Which soldering tools are you using for SMD?

Discussion in 'General Electronics Chat' started by jsmith1344, Jul 23, 2013.

  1. jsmith1344

    Thread Starter New Member

    Jul 23, 2013

    so I became interested in SMD soldering after the micro-usb port of my phone was ruined :D, and I wanted to fix it myself. But I have no idea abot brands of soldering tools that are not only good for smd, but also reliable, and that will last for quite some time.

    I know some of the tools I need, which are :soldering iron(ofcourse :rolleyes:), hot air gun, Flux/soldering paste (do I need both?), solder wick,electric desoldering pump.

    I've also seen All-in-one stations which look pretty awesome.
    But I don't have much idea about brands and reliable tools, and what is better to have - All-in-one or separated combination of tools.

    Could you guys tell me which tools you are using, share your experience with them, and if you can recommend me anything else?

    Also, if you could recommend tools that have reasonable price tag (I'm on a budget :p)

    Thanks !
  2. PackratKing

    Well-Known Member

    Jul 13, 2008
    I made up a tool for dealing with smd components many long years ago... How much access have you to a light duty machine shop, and that type of skill, plus a little imagination...???

    You need an, iron, with at least 15 watt, 20 is better... output, with a removable tip.

    Take that tip, and a 1" piece of copperplated steel signal carrier from some RG6 coaxial cable. file the end of the tip flat, and drill an appropriate hole to accept the small wire, at least 1/2 " deep... Apply a small amount of heat-sink grease to the small wire, insert it into the modified tip, and swage [ crimp ] it in place w/ a dull chisel. Wipe away any excess heatsink grease, heat the iron, and immediately tin the whole tip, and you are good to go.
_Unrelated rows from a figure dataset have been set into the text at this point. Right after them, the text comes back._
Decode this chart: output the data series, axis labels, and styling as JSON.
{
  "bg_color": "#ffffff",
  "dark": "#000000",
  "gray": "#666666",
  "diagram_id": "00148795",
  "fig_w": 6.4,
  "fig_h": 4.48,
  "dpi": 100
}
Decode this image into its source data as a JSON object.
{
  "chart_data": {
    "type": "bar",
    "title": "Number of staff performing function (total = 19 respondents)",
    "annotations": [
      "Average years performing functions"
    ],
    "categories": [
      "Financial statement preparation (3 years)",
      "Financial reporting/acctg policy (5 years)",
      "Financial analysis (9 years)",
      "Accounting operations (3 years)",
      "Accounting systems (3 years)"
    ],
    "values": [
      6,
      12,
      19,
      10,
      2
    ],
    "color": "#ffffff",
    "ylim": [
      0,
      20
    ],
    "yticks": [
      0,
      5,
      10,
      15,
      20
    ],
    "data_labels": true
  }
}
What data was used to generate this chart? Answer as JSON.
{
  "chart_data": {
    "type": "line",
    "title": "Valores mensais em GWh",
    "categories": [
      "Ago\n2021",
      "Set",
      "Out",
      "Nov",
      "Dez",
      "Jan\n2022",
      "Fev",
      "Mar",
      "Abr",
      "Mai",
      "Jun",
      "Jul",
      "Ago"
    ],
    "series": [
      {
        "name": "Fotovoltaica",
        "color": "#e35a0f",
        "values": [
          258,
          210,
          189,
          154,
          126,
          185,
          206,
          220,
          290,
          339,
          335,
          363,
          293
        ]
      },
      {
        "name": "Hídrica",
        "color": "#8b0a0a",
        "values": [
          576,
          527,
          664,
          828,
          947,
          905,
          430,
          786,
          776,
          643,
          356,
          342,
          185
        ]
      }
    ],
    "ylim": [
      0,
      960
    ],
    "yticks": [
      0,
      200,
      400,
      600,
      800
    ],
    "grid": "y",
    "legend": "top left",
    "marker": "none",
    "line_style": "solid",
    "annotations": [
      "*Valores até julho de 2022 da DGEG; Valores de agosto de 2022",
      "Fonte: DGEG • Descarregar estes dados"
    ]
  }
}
    The junction of tip and wire may not tin on acount of the grease... no problem...
    The small wire will provide enough heat to the smd joint to do the deed.
    Cut pieces of .020 rosin core solder into 2/100 inch [ tiny ] pieces, to pick up individually with the hot tip to transfer to your component.
    Last edited: Jul 24, 2013
  3. #12


    Nov 30, 2010
    Once upon a time, I saw a jig for holding the parts down while soldering. I took an idea from that. I hold the part in place with the eraser on a pencil for the first solder joint and the first solder joint holds the part in place while I do the other end. This is probably useless for more than 3 or 4 pins.
  4. Shagas

    Active Member

    May 13, 2013
    I have recently tried my hand at smd soldering . Using a crappy 10 watt iron with a round tip and 1mm solder and got pretty good results with 0805 size components using solder reflow technique that I saw on youtube . To be honest though I haven't tried smd IC's with small pitch yet.
  5. MrChips


    Oct 2, 2009
    I use a Weller WTCPT with a PTS7 0.015" tip along with 28 gauge (0.015") solder.
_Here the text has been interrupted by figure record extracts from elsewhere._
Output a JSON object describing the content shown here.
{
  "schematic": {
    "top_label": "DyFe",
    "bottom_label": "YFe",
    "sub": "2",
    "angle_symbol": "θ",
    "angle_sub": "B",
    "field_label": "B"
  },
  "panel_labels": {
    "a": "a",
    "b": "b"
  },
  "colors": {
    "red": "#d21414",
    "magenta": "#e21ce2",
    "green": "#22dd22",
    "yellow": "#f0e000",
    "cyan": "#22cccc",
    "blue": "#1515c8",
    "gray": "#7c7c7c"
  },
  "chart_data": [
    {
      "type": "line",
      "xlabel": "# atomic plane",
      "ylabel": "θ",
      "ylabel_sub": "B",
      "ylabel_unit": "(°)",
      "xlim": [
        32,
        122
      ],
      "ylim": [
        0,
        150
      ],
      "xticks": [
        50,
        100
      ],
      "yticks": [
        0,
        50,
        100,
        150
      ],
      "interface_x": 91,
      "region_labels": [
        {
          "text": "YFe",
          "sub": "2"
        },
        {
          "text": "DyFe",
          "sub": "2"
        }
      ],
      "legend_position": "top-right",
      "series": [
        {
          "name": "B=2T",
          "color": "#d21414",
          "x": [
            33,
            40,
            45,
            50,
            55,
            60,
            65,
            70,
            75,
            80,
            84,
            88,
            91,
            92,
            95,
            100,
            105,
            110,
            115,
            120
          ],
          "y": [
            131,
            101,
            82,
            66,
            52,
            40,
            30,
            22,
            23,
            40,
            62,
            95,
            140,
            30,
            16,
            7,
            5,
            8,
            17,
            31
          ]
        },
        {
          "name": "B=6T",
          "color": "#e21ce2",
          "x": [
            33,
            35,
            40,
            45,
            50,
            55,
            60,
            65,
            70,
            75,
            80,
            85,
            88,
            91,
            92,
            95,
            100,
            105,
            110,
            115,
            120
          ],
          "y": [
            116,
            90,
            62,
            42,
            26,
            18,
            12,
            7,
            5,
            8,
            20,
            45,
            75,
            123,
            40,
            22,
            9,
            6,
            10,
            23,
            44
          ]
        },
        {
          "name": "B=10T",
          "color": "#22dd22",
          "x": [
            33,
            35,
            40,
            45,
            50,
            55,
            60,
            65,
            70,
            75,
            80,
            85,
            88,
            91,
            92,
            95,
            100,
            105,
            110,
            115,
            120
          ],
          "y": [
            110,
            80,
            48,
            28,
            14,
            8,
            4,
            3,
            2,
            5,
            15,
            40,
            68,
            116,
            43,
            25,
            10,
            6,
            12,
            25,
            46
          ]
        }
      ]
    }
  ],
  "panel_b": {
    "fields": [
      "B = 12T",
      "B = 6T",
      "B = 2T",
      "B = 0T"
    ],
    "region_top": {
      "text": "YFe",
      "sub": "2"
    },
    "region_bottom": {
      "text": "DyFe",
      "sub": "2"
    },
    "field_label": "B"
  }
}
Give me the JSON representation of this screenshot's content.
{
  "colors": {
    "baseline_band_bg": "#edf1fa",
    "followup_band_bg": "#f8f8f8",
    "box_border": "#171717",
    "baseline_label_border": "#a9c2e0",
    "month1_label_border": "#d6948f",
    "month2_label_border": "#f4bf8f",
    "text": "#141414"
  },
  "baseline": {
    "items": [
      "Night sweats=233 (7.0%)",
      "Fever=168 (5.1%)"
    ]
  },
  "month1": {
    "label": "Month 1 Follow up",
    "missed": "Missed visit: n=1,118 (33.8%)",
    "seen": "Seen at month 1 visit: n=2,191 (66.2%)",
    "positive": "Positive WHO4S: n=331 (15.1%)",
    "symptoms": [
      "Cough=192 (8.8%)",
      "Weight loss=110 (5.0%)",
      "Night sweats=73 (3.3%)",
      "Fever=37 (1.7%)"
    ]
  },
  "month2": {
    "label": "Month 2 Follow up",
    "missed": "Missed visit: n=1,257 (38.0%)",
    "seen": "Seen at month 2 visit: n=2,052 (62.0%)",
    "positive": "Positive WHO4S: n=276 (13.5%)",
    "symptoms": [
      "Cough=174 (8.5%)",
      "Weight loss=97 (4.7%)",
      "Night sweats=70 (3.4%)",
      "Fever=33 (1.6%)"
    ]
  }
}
    I also use two soldering irons to unsolder SMD resistors and capacitors.

    I do all SMD soldering under a microscope.

  6. Stuntman

    Active Member

    Mar 28, 2011
    There seems to be a lot of hoopla about soldering SMD components. You can solder a great deal of these parts with a good soldering iron with a fine tip.

    For your two lead components, 0603 and up are a breeze. Even with tips that aren't that small.

    Even moderately fine pitch parts can be drag soldered with little practice.

    Now, when you get to BGA, and QFN, etc. You'll have to get a hot air gun.

    There seems to be a VERY limited number of companies actually manufacturing these low cost hot air setups. What I actually see are suspiciously similar models with slightly different exterior looks and a different name badge on them. This may sound like an assumption, but I can tell you on a few different levels why I have found this to be true.

    I use an Aoyue 2702 (hot air, soldering iron, desoldering gun). Its construction is as one might expect for a low cost unit, but works fine (except for now I'm fighting a thermal overload breaker in the wand. Should be an easy fix). Is the combined system worth it? Depends. Price wise, yeah, probably pretty good bang for the buck. I think the system would work well for most hobbyists. If you are going to do a lot of soldering on a regular basis, you may find it worth it to buy a dedicated iron (as I did) making the combined system a hard sell.

    I can tell you that I previously used a lot of soldering equipment from circuit specialists with nothing but good results. I'd look heavily at that equipment.